Filter ACRs with Tn5 integration site densities?

yjiang296 opened this issue · 3 comments

Hi! I am trying to use your ATAC-seqs produced in your article "De novo assembly, annotation, and comparative analysis of 26 diverse maize genomes". I noticed that you uploaded the narrowpeak file to CyVerse, and to my surprise, after your refinement, B73 and OH43's ACRS number can be controlled to about 50 thousand.
I tried the same parameters and softwares you mentioned in supplement material, and I found that B73 and OH43's initial ACRs called by MACS2 turn out to be about one hundred thousand. And I guess that you must filtered about 50 thousand ACRs of B73 and OH43 with Tn5 integration site densities. I didn't find any related codes showing how to do this but only a few descriptive sentence "Tn5 integration site density (insertions per kb) was estimated for each ACR, as well as matched randomized control regions (established using bedtools v2.27.1 shuffle specifically excluding ACRs from the randomized selection space). ACRs with Tn5 integration site densities less than the 99.9% upper quantile of randomized control regions were removed from the analysis. " Would you please show me the related codes or explain the general thought to me?
Really looking forward to hearing from you! Best wishes.(This is my first time asking an issue in English and I don't write English quite often, if I used some wrong words or may offended you , please forgive me.)

Hi @yjiang296:
Thanks for your question! I'm guessing that this section was handled by Alex Marand (@plantformatics), so I will tag him to see if he can answer your question.
Sorry about the lacking scripts - it was a daunting task to put together everything in a single place, and we obviously are missing some key scripts here and there. Also sorry that I can't answer your question right away.
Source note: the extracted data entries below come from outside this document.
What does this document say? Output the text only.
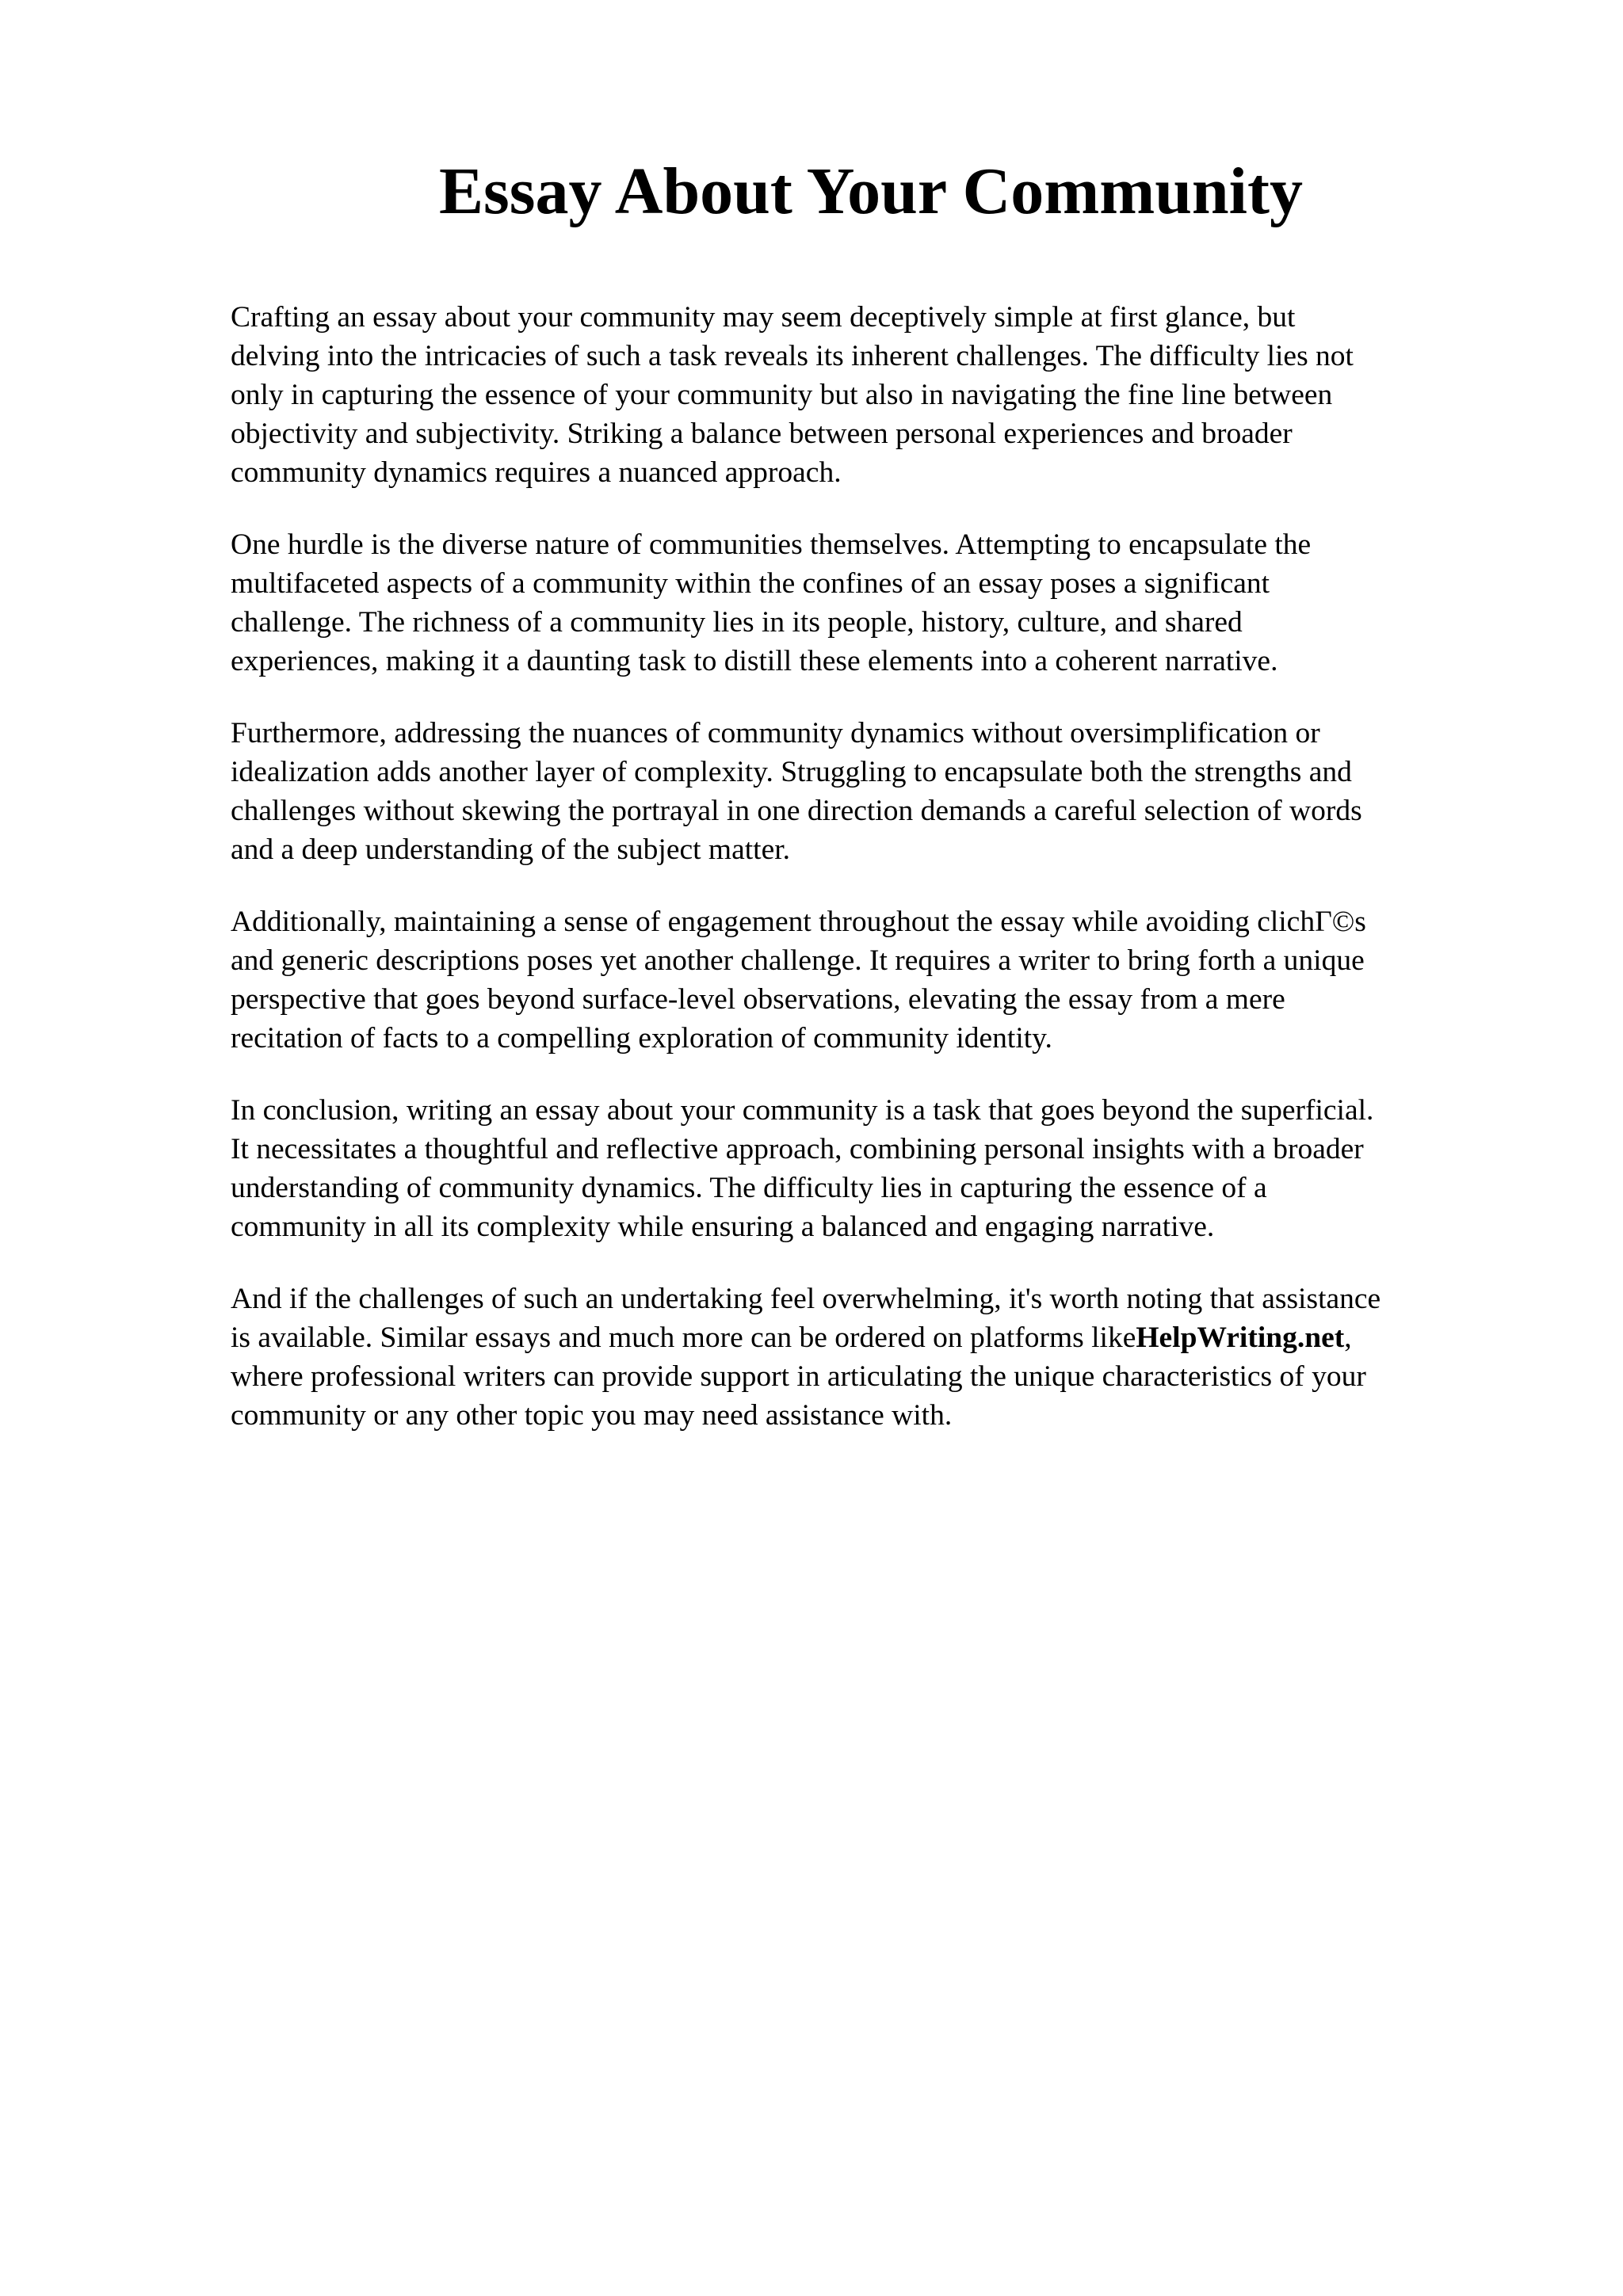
Essay About Your Community

Crafting an essay about your community may seem deceptively simple at first glance, but
delving into the intricacies of such a task reveals its inherent challenges. The difficulty lies not
only in capturing the essence of your community but also in navigating the fine line between
objectivity and subjectivity. Striking a balance between personal experiences and broader
community dynamics requires a nuanced approach.

One hurdle is the diverse nature of communities themselves. Attempting to encapsulate the
multifaceted aspects of a community within the confines of an essay poses a significant
challenge. The richness of a community lies in its people, history, culture, and shared
experiences, making it a daunting task to distill these elements into a coherent narrative.

Furthermore, addressing the nuances of community dynamics without oversimplification or
idealization adds another layer of complexity. Struggling to encapsulate both the strengths and
challenges without skewing the portrayal in one direction demands a careful selection of words
and a deep understanding of the subject matter.

Additionally, maintaining a sense of engagement throughout the essay while avoiding clichΓ©s
and generic descriptions poses yet another challenge. It requires a writer to bring forth a unique
perspective that goes beyond surface-level observations, elevating the essay from a mere
recitation of facts to a compelling exploration of community identity.

In conclusion, writing an essay about your community is a task that goes beyond the superficial.
It necessitates a thoughtful and reflective approach, combining personal insights with a broader
understanding of community dynamics. The difficulty lies in capturing the essence of a
community in all its complexity while ensuring a balanced and engaging narrative.

And if the challenges of such an undertaking feel overwhelming, it's worth noting that assistance
is available. Similar essays and much more can be ordered on platforms likeHelpWriting.net,
where professional writers can provide support in articulating the unique characteristics of your
community or any other topic you may need assistance with.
I'll inquire around and update you once I have the answer.
PS: you don't have to apologize; your English is fantastic! 💯

Thanks,

@aseetharam I actually can't find any of the scripts from the updated analysis (we probably forgot to merge branches?), but since filtering ACRs using empirical FDR is quite simple, ill just post the code here. All you need to run this analysis is your true set of ACRs derived from MACS2 and the same number of random regions as controls. I use bedtools shuffle with the MACS2 output to create the control file. In both inputs (ACRs and control regions) the last column contains the number of Tn5 insertions. After estimating Tn5 density per kb, we simply set a threshold that excludes X% of control regions. So if your FDR is 0.01, this code will find the Tn5 density per kb that removes 99.9% of control regions. We then use that same threshold to filter the ACR input. Hope this helps!
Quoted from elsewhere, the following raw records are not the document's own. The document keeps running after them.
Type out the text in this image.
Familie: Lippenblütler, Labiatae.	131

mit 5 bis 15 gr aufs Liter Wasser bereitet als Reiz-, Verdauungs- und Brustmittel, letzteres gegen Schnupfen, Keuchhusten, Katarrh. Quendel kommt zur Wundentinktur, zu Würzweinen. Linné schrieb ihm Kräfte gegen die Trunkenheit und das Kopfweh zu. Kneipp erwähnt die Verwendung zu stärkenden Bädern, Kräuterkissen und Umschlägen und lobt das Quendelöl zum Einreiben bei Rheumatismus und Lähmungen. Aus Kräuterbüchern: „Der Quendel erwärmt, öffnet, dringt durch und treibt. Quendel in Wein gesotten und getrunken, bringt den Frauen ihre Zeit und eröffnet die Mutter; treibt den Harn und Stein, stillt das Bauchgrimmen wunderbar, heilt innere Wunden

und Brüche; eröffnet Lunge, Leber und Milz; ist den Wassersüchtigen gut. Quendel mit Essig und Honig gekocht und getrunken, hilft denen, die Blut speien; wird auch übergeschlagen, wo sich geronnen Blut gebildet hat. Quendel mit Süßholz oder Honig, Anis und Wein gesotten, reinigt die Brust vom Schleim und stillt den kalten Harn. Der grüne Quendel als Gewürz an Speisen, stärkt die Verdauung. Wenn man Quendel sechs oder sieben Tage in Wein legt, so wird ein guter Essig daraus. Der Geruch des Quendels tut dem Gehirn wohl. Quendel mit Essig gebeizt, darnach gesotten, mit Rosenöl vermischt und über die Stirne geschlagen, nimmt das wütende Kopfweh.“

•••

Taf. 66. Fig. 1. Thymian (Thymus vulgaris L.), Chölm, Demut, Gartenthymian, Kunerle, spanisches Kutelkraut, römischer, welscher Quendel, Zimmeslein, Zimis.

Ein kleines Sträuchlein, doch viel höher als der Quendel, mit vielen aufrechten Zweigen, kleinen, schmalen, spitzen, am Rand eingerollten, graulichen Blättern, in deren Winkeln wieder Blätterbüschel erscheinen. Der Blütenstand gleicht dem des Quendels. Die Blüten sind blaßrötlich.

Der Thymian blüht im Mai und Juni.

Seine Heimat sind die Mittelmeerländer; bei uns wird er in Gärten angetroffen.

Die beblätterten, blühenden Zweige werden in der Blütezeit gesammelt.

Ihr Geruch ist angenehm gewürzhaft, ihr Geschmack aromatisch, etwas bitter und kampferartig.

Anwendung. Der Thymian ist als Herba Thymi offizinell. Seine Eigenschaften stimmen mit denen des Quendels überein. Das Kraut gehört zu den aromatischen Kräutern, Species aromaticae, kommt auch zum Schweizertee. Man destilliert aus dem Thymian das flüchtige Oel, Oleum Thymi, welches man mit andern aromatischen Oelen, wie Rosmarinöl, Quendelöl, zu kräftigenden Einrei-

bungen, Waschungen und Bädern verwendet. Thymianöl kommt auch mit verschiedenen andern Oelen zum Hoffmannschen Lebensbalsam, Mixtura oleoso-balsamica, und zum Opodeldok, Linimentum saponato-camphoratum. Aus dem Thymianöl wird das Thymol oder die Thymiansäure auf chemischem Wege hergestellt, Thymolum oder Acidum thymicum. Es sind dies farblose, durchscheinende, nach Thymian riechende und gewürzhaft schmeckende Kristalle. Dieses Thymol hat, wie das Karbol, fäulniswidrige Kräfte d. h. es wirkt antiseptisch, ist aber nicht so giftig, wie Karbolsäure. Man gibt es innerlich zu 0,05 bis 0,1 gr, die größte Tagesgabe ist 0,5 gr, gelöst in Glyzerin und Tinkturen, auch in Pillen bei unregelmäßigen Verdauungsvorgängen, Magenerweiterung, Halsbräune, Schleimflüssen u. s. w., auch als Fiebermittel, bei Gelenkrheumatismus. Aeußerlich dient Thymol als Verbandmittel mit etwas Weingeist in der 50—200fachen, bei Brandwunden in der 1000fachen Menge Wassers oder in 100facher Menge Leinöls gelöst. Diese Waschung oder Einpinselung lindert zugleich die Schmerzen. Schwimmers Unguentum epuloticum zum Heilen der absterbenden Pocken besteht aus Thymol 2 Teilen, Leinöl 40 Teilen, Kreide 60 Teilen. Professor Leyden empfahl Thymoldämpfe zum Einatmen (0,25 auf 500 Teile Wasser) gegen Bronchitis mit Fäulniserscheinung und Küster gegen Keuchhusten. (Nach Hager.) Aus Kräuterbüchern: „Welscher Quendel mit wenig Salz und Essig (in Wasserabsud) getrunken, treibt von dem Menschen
Example command line usage

>Rscript filter_eFDR.R <input_ACRs.bed> <controls.bed> <FDR> <output_filename.bed>

Copy and paste the text below into a file name filter_eFDR.R

# load data
args <- commandArgs(T)
true.acrs <- as.character(args[1])
fake.acrs <- as.character(args[2])
fdr <- as.numeric(args[3])
output <- as.character(args[4])

# import
a <- read.table(true.acrs)
b <- read.table(fake.acrs)

# estimate Tn5 density per 1000bp
a$tn5_density <- a[,ncol(a)]/((a$V3-a$V2)/1000)
b$tn5_density <- b[,ncol(b)]/((b$V3-b$V2)/1000)

# find emprical threshold
threshold <- quantile(b$tn5_density, 1-fdr)

# filter ACRs
a.filtered <- subset(a, a$tn5_density > threshold)
a.filtered$tn5_density <- NULL
a.filtered[,c(1:(ncol(a.filtered)-1))]
write.table(a.filtered, file=output, quote=F, row.names=F, col.names=F, sep="\t")

@plantformatics Thank you for your detailed explanation and codes! I see what you mean. Again, thank you so much.